“The immortal desire of immortals we saw in their eyes and sighed.”
“Do not heed these forms!” cried Niam. Compare with this from another source: “Flee from the Hall of Learning, it is dangerous in its perfidious beauty. .... Beware, lest dazzled by illusive radiance thy Soul should linger and be caught in its deceptive light. .... It shines from the jewel of the Great Ensnarer.” There are centres in man corresponding to these appearances. They give vision and entrance into a red and dreadful world, where unappeasable desire smites the soul—a dangerous clairvoyence. But in the sphere beyond their power has to be conquered, and here Oisin wars with the giant Fomor. De Dannan and Romorian passed from Eire wrestle still in the invisible world, say the legends. We, too— would-be mystics—are met on the threshold of diviner spheres by terrible forms embodying the sins of a living past when we misused our spiritual powers in old Atlantean days. These forms must be conquered and so Oisin battles with Fomor and releases the power— a princess in the story. This fight with the demon must be fought by everyone who would enter the land of the Gods, whether in conscious occult adventure or half-consciously after death, when the strange alchemist Nature separates the subtile from the gross in the soul in this region which Oisin passes through. Tir-na-noge, the land of Niam, is that region the soul lives in when its grosser energies and desires have been subdued, dominated and brought under the control of light; where the Ray of Beauty kindles and illuminates every form which the imagination conceives, and where every form tends to its archetype. It is a real region which has been approached and described by the poets and sages who, at all times, have endeavoured to express something of the higher realities. It is not distant, but exists in earth as the soul within the body, and may be perceived through and along with the surface forms. In a sense it corresponds with the Tibetan Devachan, and in this region Oisin lives for a hundred years, until desire to see Eire once more arises and he parts from Niam. Nor the details of his return, the drowsy land in which he slumbers; how he fell off the white horse and became an old man with the weariness of his hundreds of years upon him—I must refer the reader to the legends.
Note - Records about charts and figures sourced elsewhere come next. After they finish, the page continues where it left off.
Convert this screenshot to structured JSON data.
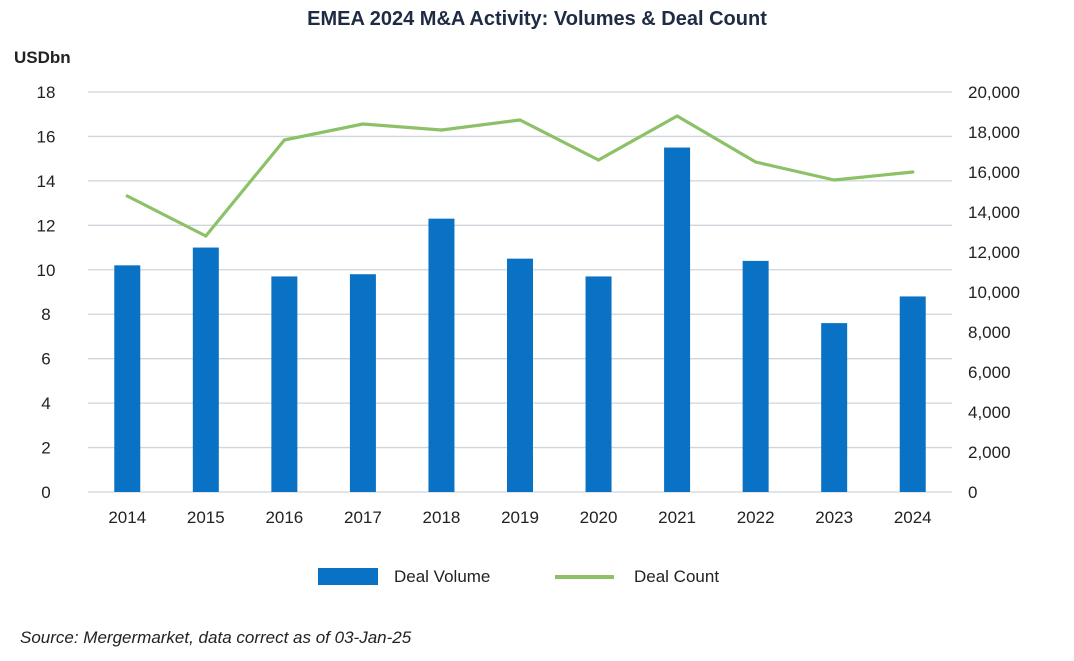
{
  "title": "EMEA 2024 M&A Activity: Volumes & Deal Count",
  "y_left_label": "USDbn",
  "source": "Source: Mergermarket, data correct as of 03-Jan-25",
  "colors": {
    "bar": "#0a72c4",
    "line": "#8cc167",
    "grid": "#cfd5dc",
    "text": "#222222"
  },
  "chart_data": {
    "type": "bar",
    "categories": [
      "2014",
      "2015",
      "2016",
      "2017",
      "2018",
      "2019",
      "2020",
      "2021",
      "2022",
      "2023",
      "2024"
    ],
    "series": [
      {
        "name": "Deal Volume",
        "type": "bar",
        "axis": "left",
        "values": [
          10.2,
          11.0,
          9.7,
          9.8,
          12.3,
          10.5,
          9.7,
          15.5,
          10.4,
          7.6,
          8.8
        ]
      },
      {
        "name": "Deal Count",
        "type": "line",
        "axis": "right",
        "values": [
          14800,
          12800,
          17600,
          18400,
          18100,
          18600,
          16600,
          18800,
          16500,
          15600,
          16000
        ]
      }
    ],
    "ylabel": "USDbn",
    "ylim": [
      0,
      18
    ],
    "yticks": [
      "0",
      "2",
      "4",
      "6",
      "8",
      "10",
      "12",
      "14",
      "16",
      "18"
    ],
    "y2lim": [
      0,
      20000
    ],
    "y2ticks": [
      "0",
      "2,000",
      "4,000",
      "6,000",
      "8,000",
      "10,000",
      "12,000",
      "14,000",
      "16,000",
      "18,000",
      "20,000"
    ],
    "grid": true,
    "legend": "bottom"
  }
}
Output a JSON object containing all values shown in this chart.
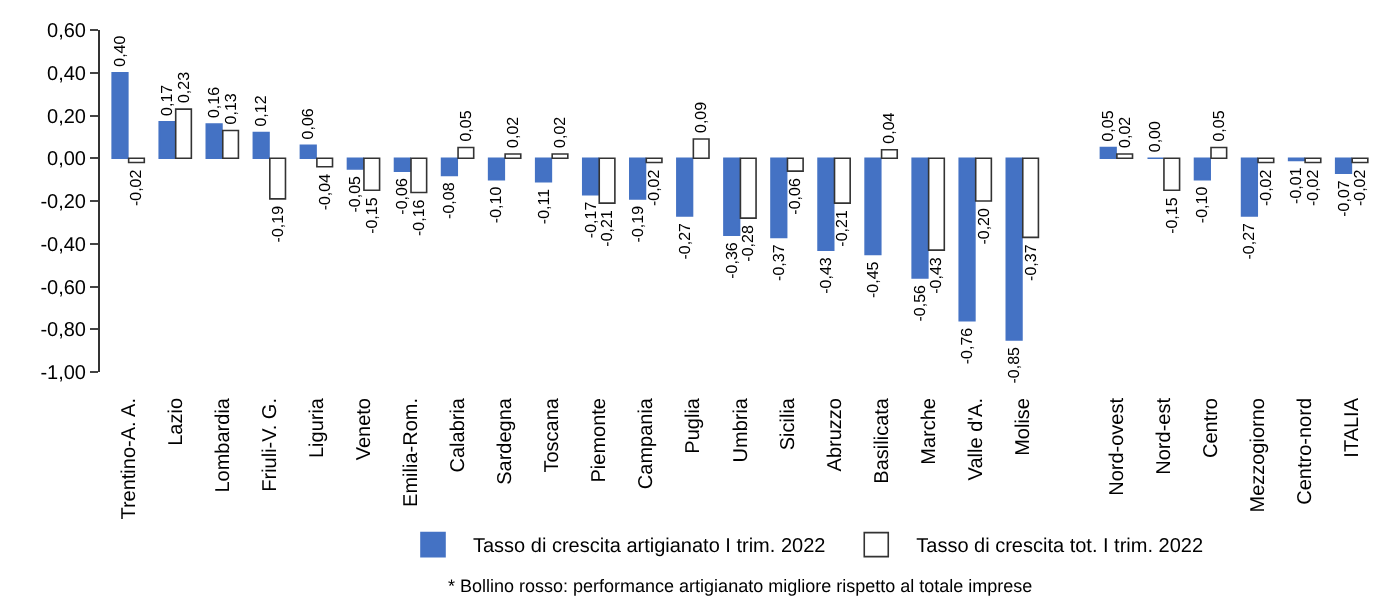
{
  "chart_data": {
    "type": "bar",
    "categories": [
      "Trentino-A. A.",
      "Lazio",
      "Lombardia",
      "Friuli-V. G.",
      "Liguria",
      "Veneto",
      "Emilia-Rom.",
      "Calabria",
      "Sardegna",
      "Toscana",
      "Piemonte",
      "Campania",
      "Puglia",
      "Umbria",
      "Sicilia",
      "Abruzzo",
      "Basilicata",
      "Marche",
      "Valle d'A.",
      "Molise",
      null,
      "Nord-ovest",
      "Nord-est",
      "Centro",
      "Mezzogiorno",
      "Centro-nord",
      "ITALIA"
    ],
    "series": [
      {
        "name": "Tasso di crescita artigianato I trim. 2022",
        "color": "#4472c4",
        "values": [
          0.4,
          0.17,
          0.16,
          0.12,
          0.06,
          -0.05,
          -0.06,
          -0.08,
          -0.1,
          -0.11,
          -0.17,
          -0.19,
          -0.27,
          -0.36,
          -0.37,
          -0.43,
          -0.45,
          -0.56,
          -0.76,
          -0.85,
          null,
          0.05,
          0.0,
          -0.1,
          -0.27,
          -0.01,
          -0.07
        ],
        "value_labels": [
          "0,40",
          "0,17",
          "0,16",
          "0,12",
          "0,06",
          "-0,05",
          "-0,06",
          "-0,08",
          "-0,10",
          "-0,11",
          "-0,17",
          "-0,19",
          "-0,27",
          "-0,36",
          "-0,37",
          "-0,43",
          "-0,45",
          "-0,56",
          "-0,76",
          "-0,85",
          null,
          "0,05",
          "0,00",
          "-0,10",
          "-0,27",
          "-0,01",
          "-0,07"
        ]
      },
      {
        "name": "Tasso di crescita tot. I trim. 2022",
        "color": "#ffffff",
        "values": [
          -0.02,
          0.23,
          0.13,
          -0.19,
          -0.04,
          -0.15,
          -0.16,
          0.05,
          0.02,
          0.02,
          -0.21,
          -0.02,
          0.09,
          -0.28,
          -0.06,
          -0.21,
          0.04,
          -0.43,
          -0.2,
          -0.37,
          null,
          0.02,
          -0.15,
          0.05,
          -0.02,
          -0.02,
          -0.02
        ],
        "value_labels": [
          "-0,02",
          "0,23",
          "0,13",
          "-0,19",
          "-0,04",
          "-0,15",
          "-0,16",
          "0,05",
          "0,02",
          "0,02",
          "-0,21",
          "-0,02",
          "0,09",
          "-0,28",
          "-0,06",
          "-0,21",
          "0,04",
          "-0,43",
          "-0,20",
          "-0,37",
          null,
          "0,02",
          "-0,15",
          "0,05",
          "-0,02",
          "-0,02",
          "-0,02"
        ]
      }
    ],
    "ylim": [
      -1.0,
      0.6
    ],
    "yticks": [
      {
        "value": -1.0,
        "label": "-1,00"
      },
      {
        "value": -0.8,
        "label": "-0,80"
      },
      {
        "value": -0.6,
        "label": "-0,60"
      },
      {
        "value": -0.4,
        "label": "-0,40"
      },
      {
        "value": -0.2,
        "label": "-0,20"
      },
      {
        "value": 0,
        "label": "0,00"
      },
      {
        "value": 0.2,
        "label": "0,20"
      },
      {
        "value": 0.4,
        "label": "0,40"
      },
      {
        "value": 0.6,
        "label": "0,60"
      }
    ],
    "grid": false,
    "legend": "bottom",
    "annotations": [
      "* Bollino rosso: performance artigianato migliore rispetto al totale imprese"
    ]
  }
}
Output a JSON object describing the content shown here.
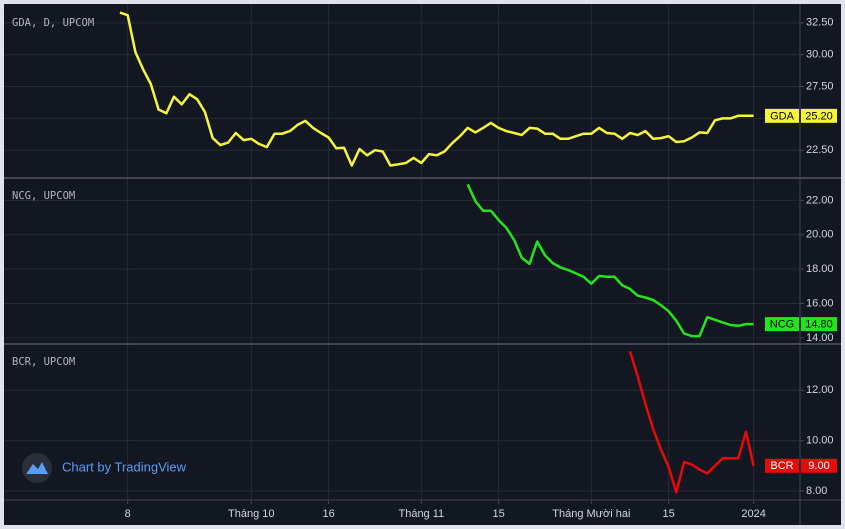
{
  "chart_data": [
    {
      "type": "line",
      "title": "GDA, D, UPCOM",
      "x": [
        -1,
        0,
        1,
        2,
        3,
        4,
        5,
        6,
        7,
        8,
        9,
        10,
        11,
        12,
        13,
        14,
        15,
        16,
        17,
        18,
        19,
        20,
        21,
        22,
        23,
        24,
        25,
        26,
        27,
        28,
        29,
        30,
        31,
        32,
        33,
        34,
        35,
        36,
        37,
        38,
        39,
        40,
        41,
        42,
        43,
        44,
        45,
        46,
        47,
        48,
        49,
        50,
        51,
        52,
        53,
        54,
        55,
        56,
        57,
        58,
        59,
        60,
        61,
        62,
        63,
        64,
        65,
        66,
        67,
        68,
        69,
        70,
        71,
        72,
        73,
        74,
        75,
        76,
        77,
        78,
        79,
        80,
        81
      ],
      "series": [
        {
          "name": "GDA",
          "color": "#f5f53a",
          "label_text_color": "#000000",
          "values": [
            33.3,
            33.1,
            30.2,
            28.85,
            27.7,
            25.7,
            25.4,
            26.7,
            26.1,
            26.9,
            26.5,
            25.5,
            23.45,
            22.9,
            23.1,
            23.85,
            23.3,
            23.4,
            23.0,
            22.75,
            23.8,
            23.8,
            24.0,
            24.5,
            24.8,
            24.25,
            23.85,
            23.5,
            22.65,
            22.7,
            21.3,
            22.6,
            22.1,
            22.5,
            22.4,
            21.3,
            21.4,
            21.5,
            21.9,
            21.5,
            22.2,
            22.1,
            22.4,
            23.05,
            23.6,
            24.25,
            23.9,
            24.25,
            24.65,
            24.25,
            24.0,
            23.85,
            23.7,
            24.25,
            24.2,
            23.8,
            23.8,
            23.4,
            23.4,
            23.6,
            23.8,
            23.8,
            24.25,
            23.85,
            23.8,
            23.4,
            23.85,
            23.7,
            24.0,
            23.4,
            23.45,
            23.6,
            23.15,
            23.2,
            23.5,
            23.9,
            23.85,
            24.85,
            25.0,
            25.0,
            25.2,
            25.2,
            25.2
          ],
          "last_label": {
            "value": 25.2,
            "label": "25.20"
          }
        }
      ],
      "ylim": [
        20.4,
        33.9
      ],
      "yticks": [
        {
          "value": 22.5,
          "label": "22.50"
        },
        {
          "value": 25,
          "label": "25.00"
        },
        {
          "value": 27.5,
          "label": "27.50"
        },
        {
          "value": 30,
          "label": "30.00"
        },
        {
          "value": 32.5,
          "label": "32.50"
        }
      ]
    },
    {
      "type": "line",
      "title": "NCG, UPCOM",
      "x": [
        44,
        45,
        46,
        47,
        48,
        49,
        50,
        51,
        52,
        53,
        54,
        55,
        56,
        57,
        58,
        59,
        60,
        61,
        62,
        63,
        64,
        65,
        66,
        67,
        68,
        69,
        70,
        71,
        72,
        73,
        74,
        75,
        76,
        77,
        78,
        79,
        80,
        81
      ],
      "series": [
        {
          "name": "NCG",
          "color": "#22e61a",
          "label_text_color": "#000000",
          "values": [
            22.93,
            21.95,
            21.4,
            21.4,
            20.85,
            20.4,
            19.7,
            18.65,
            18.3,
            19.6,
            18.8,
            18.35,
            18.1,
            17.95,
            17.75,
            17.55,
            17.15,
            17.6,
            17.55,
            17.55,
            17.05,
            16.85,
            16.45,
            16.35,
            16.2,
            15.9,
            15.55,
            15.0,
            14.25,
            14.1,
            14.1,
            15.2,
            15.05,
            14.9,
            14.75,
            14.7,
            14.8,
            14.8
          ],
          "last_label": {
            "value": 14.8,
            "label": "14.80"
          }
        }
      ],
      "ylim": [
        13.7,
        23.3
      ],
      "yticks": [
        {
          "value": 14,
          "label": "14.00"
        },
        {
          "value": 16,
          "label": "16.00"
        },
        {
          "value": 18,
          "label": "18.00"
        },
        {
          "value": 20,
          "label": "20.00"
        },
        {
          "value": 22,
          "label": "22.00"
        }
      ]
    },
    {
      "type": "line",
      "title": "BCR, UPCOM",
      "x": [
        65,
        66,
        67,
        68,
        69,
        70,
        71,
        72,
        73,
        74,
        75,
        76,
        77,
        78,
        79,
        80,
        81
      ],
      "series": [
        {
          "name": "BCR",
          "color": "#e60a0a",
          "label_text_color": "#ffffff",
          "values": [
            13.55,
            12.55,
            11.45,
            10.45,
            9.65,
            8.95,
            7.95,
            9.15,
            9.05,
            8.85,
            8.7,
            9.0,
            9.3,
            9.3,
            9.3,
            10.35,
            9.0
          ],
          "last_label": {
            "value": 9.0,
            "label": "9.00"
          }
        }
      ],
      "ylim": [
        7.64,
        13.84
      ],
      "yticks": [
        {
          "value": 8,
          "label": "8.00"
        },
        {
          "value": 10,
          "label": "10.00"
        },
        {
          "value": 12,
          "label": "12.00"
        }
      ],
      "xlim": [
        -16,
        87
      ],
      "xticks": [
        {
          "value": 0,
          "label": "8"
        },
        {
          "value": 16,
          "label": "Tháng 10"
        },
        {
          "value": 26,
          "label": "16"
        },
        {
          "value": 38,
          "label": "Tháng 11"
        },
        {
          "value": 48,
          "label": "15"
        },
        {
          "value": 60,
          "label": "Tháng Mười hai"
        },
        {
          "value": 70,
          "label": "15"
        },
        {
          "value": 81,
          "label": "2024"
        }
      ]
    }
  ],
  "watermark": "Chart by TradingView"
}
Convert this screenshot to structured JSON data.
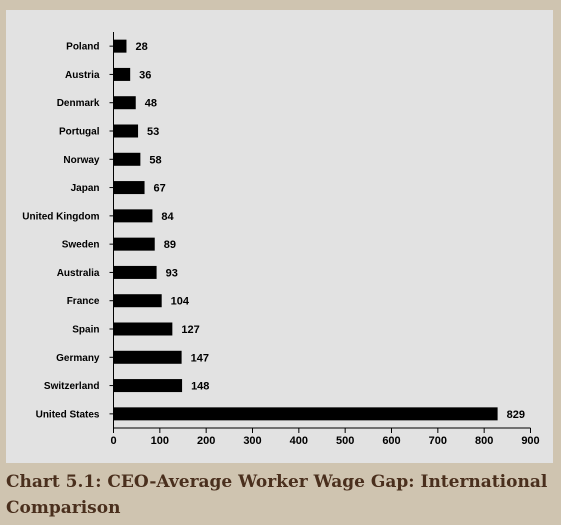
{
  "caption": "Chart 5.1: CEO-Average Worker Wage Gap: International Comparison",
  "colors": {
    "page_bg": "#cfc4b0",
    "plot_bg": "#e2e2e2",
    "bar": "#000000",
    "caption": "#4a2f1d"
  },
  "chart_data": {
    "type": "bar",
    "orientation": "horizontal",
    "title": "",
    "xlabel": "",
    "ylabel": "",
    "categories": [
      "Poland",
      "Austria",
      "Denmark",
      "Portugal",
      "Norway",
      "Japan",
      "United Kingdom",
      "Sweden",
      "Australia",
      "France",
      "Spain",
      "Germany",
      "Switzerland",
      "United States"
    ],
    "values": [
      28,
      36,
      48,
      53,
      58,
      67,
      84,
      89,
      93,
      104,
      127,
      147,
      148,
      829
    ],
    "xlim": [
      0,
      900
    ],
    "xticks": [
      0,
      100,
      200,
      300,
      400,
      500,
      600,
      700,
      800,
      900
    ],
    "grid": false,
    "legend": "none"
  }
}
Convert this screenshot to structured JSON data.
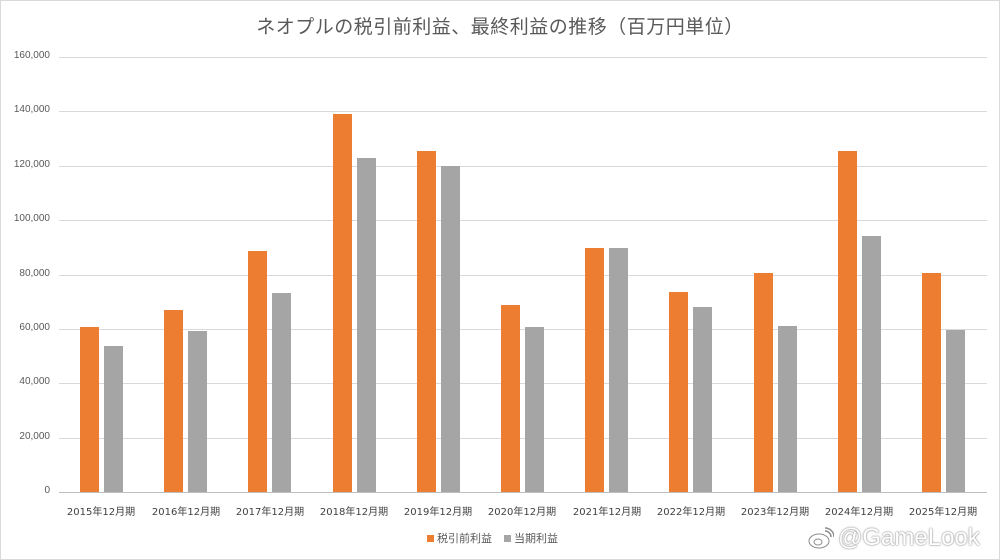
{
  "title": "ネオプルの税引前利益、最終利益の推移（百万円単位）",
  "colors": {
    "pretax": "#ed7d31",
    "net": "#a5a5a5"
  },
  "y_axis": {
    "ticks": [
      "0",
      "20,000",
      "40,000",
      "60,000",
      "80,000",
      "100,000",
      "120,000",
      "140,000",
      "160,000"
    ]
  },
  "legend": {
    "items": [
      {
        "label": "税引前利益",
        "color": "#ed7d31"
      },
      {
        "label": "当期利益",
        "color": "#a5a5a5"
      }
    ]
  },
  "watermark": {
    "text": "@GameLook",
    "icon": "weibo-icon"
  },
  "chart_data": {
    "type": "bar",
    "title": "ネオプルの税引前利益、最終利益の推移（百万円単位）",
    "xlabel": "",
    "ylabel": "",
    "ylim": [
      0,
      160000
    ],
    "grid": true,
    "legend_position": "bottom",
    "categories": [
      "2015年12月期",
      "2016年12月期",
      "2017年12月期",
      "2018年12月期",
      "2019年12月期",
      "2020年12月期",
      "2021年12月期",
      "2022年12月期",
      "2023年12月期",
      "2024年12月期",
      "2025年12月期"
    ],
    "series": [
      {
        "name": "税引前利益",
        "color": "#ed7d31",
        "values": [
          60800,
          67000,
          88600,
          139000,
          125400,
          68700,
          89700,
          73500,
          80500,
          125400,
          80500
        ]
      },
      {
        "name": "当期利益",
        "color": "#a5a5a5",
        "values": [
          53700,
          59300,
          73200,
          122800,
          119900,
          60700,
          89700,
          68000,
          61000,
          94100,
          59600
        ]
      }
    ]
  }
}
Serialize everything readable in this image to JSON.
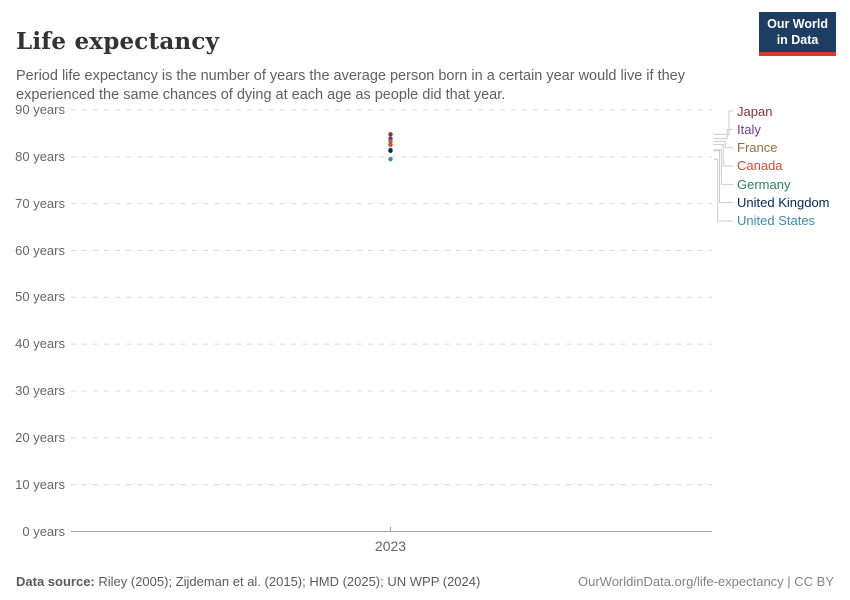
{
  "header": {
    "title": "Life expectancy",
    "subtitle": "Period life expectancy is the number of years the average person born in a certain year would live if they experienced the same chances of dying at each age as people did that year.",
    "logo": {
      "line1": "Our World",
      "line2": "in Data",
      "bg_color": "#1d3d63",
      "accent_color": "#d93b2b"
    }
  },
  "chart_data": {
    "type": "scatter",
    "title": "Life expectancy",
    "x": [
      2023
    ],
    "x_tick_label": "2023",
    "xlabel": "",
    "ylabel": "",
    "ylim": [
      0,
      90
    ],
    "y_tick_step": 10,
    "y_tick_labels": [
      "0 years",
      "10 years",
      "20 years",
      "30 years",
      "40 years",
      "50 years",
      "60 years",
      "70 years",
      "80 years",
      "90 years"
    ],
    "grid": true,
    "grid_style": "dashed",
    "legend_position": "right",
    "series": [
      {
        "name": "Japan",
        "color": "#883039",
        "values": [
          84.8
        ]
      },
      {
        "name": "Italy",
        "color": "#6D3E91",
        "values": [
          83.9
        ]
      },
      {
        "name": "France",
        "color": "#996D39",
        "values": [
          83.3
        ]
      },
      {
        "name": "Canada",
        "color": "#CF4B31",
        "values": [
          82.6
        ]
      },
      {
        "name": "Germany",
        "color": "#2C8465",
        "values": [
          81.5
        ]
      },
      {
        "name": "United Kingdom",
        "color": "#00295B",
        "values": [
          81.3
        ]
      },
      {
        "name": "United States",
        "color": "#3C8DA3",
        "values": [
          79.5
        ]
      }
    ]
  },
  "footer": {
    "source_label": "Data source:",
    "source_text": " Riley (2005); Zijdeman et al. (2015); HMD (2025); UN WPP (2024)",
    "rights": "OurWorldinData.org/life-expectancy | CC BY"
  }
}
He will read not alone of Oisin, but of many an old hero, who, hailed by the faery (divine) voice, went away to live in the heart of green hills (to be initiated) or to these strange worlds.
Dear children of Eire, not alone to the past but to today belong such destinies. For if we will we can enter the enchanted land. The Golden Age is all about us, and heroic forms and imperishable love. In that mystic light rolled round our hills and valleys hang deed and memories which yet live and inspire. The Gods have not deserted us. Hearing our call they will return. A new cycle is dawning and the sweetness of the morning twilight is in the air. We can breathe it if we will but awaken from our slumber.